How Do Role Models Work?

We’ve highlighted the importance of role models in general and female role models in particular in a number of quite a few of our past posts. Research suggests that role models serve different functions and lead to different outcomes and that gender is not necessarily important for all of them. However, other studies suggest that gender does matter, especialy in domains in women are under-represented, and one reason why that might be the case is that they can change stereotypes.

STEM/M fields in general and surgery in particular are stereotypically associated with men and maleness. The first person one might imagine when thinking about a surgeon is likely to be a man and when asked to describe a surgeon, stereotypically masculine traits such as “cold” might be used. The so called Stereotype Inoculation Model developed by Nilanjala Dasgupta argues that role models might act as a “social vaccine” and inoculate against these stereotypes which prevent women from entering or staying in STEM/M fields.
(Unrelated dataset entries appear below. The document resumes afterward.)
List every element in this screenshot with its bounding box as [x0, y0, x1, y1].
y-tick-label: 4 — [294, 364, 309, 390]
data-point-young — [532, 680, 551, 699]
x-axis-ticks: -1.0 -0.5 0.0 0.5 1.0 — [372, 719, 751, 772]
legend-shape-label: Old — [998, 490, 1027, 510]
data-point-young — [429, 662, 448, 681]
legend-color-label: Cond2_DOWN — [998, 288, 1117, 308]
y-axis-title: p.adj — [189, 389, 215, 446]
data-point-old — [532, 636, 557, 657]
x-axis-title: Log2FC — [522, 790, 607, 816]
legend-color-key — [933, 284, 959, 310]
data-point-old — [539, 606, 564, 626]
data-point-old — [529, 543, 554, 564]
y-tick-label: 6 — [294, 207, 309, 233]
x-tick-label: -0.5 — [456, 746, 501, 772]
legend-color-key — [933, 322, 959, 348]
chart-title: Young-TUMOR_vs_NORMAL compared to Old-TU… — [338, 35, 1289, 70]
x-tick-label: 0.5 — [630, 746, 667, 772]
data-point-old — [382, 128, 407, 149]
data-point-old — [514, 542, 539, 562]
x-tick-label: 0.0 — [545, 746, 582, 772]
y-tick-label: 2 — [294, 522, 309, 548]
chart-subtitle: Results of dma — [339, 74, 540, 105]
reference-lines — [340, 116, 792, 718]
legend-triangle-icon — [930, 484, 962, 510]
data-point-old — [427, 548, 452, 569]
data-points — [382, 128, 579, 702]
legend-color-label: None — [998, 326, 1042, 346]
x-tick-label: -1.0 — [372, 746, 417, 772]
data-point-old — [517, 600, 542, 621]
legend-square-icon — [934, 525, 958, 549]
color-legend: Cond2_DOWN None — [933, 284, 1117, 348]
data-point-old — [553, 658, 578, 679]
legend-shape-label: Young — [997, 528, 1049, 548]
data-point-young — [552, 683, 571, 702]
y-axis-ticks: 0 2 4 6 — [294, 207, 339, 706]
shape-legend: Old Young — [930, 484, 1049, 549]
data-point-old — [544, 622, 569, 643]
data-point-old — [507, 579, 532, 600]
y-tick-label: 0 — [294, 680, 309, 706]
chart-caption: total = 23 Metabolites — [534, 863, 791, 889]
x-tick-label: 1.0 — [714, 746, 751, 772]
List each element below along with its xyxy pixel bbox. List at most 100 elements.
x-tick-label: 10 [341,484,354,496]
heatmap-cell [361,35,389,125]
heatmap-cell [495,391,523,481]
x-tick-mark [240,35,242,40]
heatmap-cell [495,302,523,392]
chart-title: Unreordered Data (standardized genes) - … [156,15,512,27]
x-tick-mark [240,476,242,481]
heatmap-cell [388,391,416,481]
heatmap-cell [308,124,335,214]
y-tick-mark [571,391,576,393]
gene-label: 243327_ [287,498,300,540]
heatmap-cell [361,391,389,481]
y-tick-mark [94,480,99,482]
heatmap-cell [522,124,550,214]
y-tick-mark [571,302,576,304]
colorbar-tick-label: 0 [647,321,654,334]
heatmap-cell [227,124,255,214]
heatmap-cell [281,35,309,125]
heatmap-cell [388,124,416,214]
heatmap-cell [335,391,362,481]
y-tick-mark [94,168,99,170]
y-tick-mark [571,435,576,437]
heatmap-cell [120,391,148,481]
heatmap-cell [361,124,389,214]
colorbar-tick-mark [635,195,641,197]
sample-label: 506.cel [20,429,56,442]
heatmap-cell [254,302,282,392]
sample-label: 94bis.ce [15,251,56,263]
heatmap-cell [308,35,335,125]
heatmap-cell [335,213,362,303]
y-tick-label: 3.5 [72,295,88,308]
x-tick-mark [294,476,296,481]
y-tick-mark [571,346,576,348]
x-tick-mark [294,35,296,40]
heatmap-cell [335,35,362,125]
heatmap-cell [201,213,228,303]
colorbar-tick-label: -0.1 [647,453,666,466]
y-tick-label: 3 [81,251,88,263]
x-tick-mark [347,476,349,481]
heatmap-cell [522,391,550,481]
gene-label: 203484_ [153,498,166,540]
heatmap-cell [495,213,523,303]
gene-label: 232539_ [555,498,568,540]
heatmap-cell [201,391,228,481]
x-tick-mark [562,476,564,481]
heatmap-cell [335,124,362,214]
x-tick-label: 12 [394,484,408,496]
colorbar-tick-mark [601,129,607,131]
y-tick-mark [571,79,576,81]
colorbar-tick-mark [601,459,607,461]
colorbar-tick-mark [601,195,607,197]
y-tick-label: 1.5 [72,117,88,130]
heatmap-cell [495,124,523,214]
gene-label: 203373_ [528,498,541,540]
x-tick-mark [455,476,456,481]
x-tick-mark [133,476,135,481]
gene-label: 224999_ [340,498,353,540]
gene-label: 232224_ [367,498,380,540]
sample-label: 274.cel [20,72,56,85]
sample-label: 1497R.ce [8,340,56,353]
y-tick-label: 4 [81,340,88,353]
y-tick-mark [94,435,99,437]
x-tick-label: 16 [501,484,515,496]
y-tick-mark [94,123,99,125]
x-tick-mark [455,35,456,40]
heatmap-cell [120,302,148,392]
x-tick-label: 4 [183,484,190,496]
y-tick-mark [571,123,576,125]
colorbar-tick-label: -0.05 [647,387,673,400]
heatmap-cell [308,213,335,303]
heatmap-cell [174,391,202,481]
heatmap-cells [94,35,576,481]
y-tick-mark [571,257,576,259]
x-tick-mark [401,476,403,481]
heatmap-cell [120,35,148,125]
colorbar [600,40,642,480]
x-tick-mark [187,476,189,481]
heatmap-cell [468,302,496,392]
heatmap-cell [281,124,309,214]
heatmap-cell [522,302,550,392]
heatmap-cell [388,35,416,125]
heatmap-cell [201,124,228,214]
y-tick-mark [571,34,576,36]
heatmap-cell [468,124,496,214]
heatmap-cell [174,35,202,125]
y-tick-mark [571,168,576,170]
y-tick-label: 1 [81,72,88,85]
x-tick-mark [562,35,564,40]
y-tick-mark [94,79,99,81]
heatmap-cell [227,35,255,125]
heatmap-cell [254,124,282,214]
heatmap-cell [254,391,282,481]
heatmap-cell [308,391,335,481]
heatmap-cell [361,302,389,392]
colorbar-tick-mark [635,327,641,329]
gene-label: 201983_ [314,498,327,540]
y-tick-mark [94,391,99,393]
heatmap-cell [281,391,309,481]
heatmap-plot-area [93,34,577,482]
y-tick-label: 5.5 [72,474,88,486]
She proposes that when exposed to other minority members in one’s domain (e.g. other women in surgery), minority members can identify with this person, which then leads to changes in stereotypes and a stronger identification with the field (e.g. with surgery), but also a more positive attitude towards the field, social belonging in the field, perceived threat and one’s perceptions of one’s own abilities.

Thus, while male role models might be just as effective in some regards (e.g. for learning by emulation), visible female role models in surgery are important – not just for those women already on their path to becoming surgeons, but also for those who might not have made their career choices yet.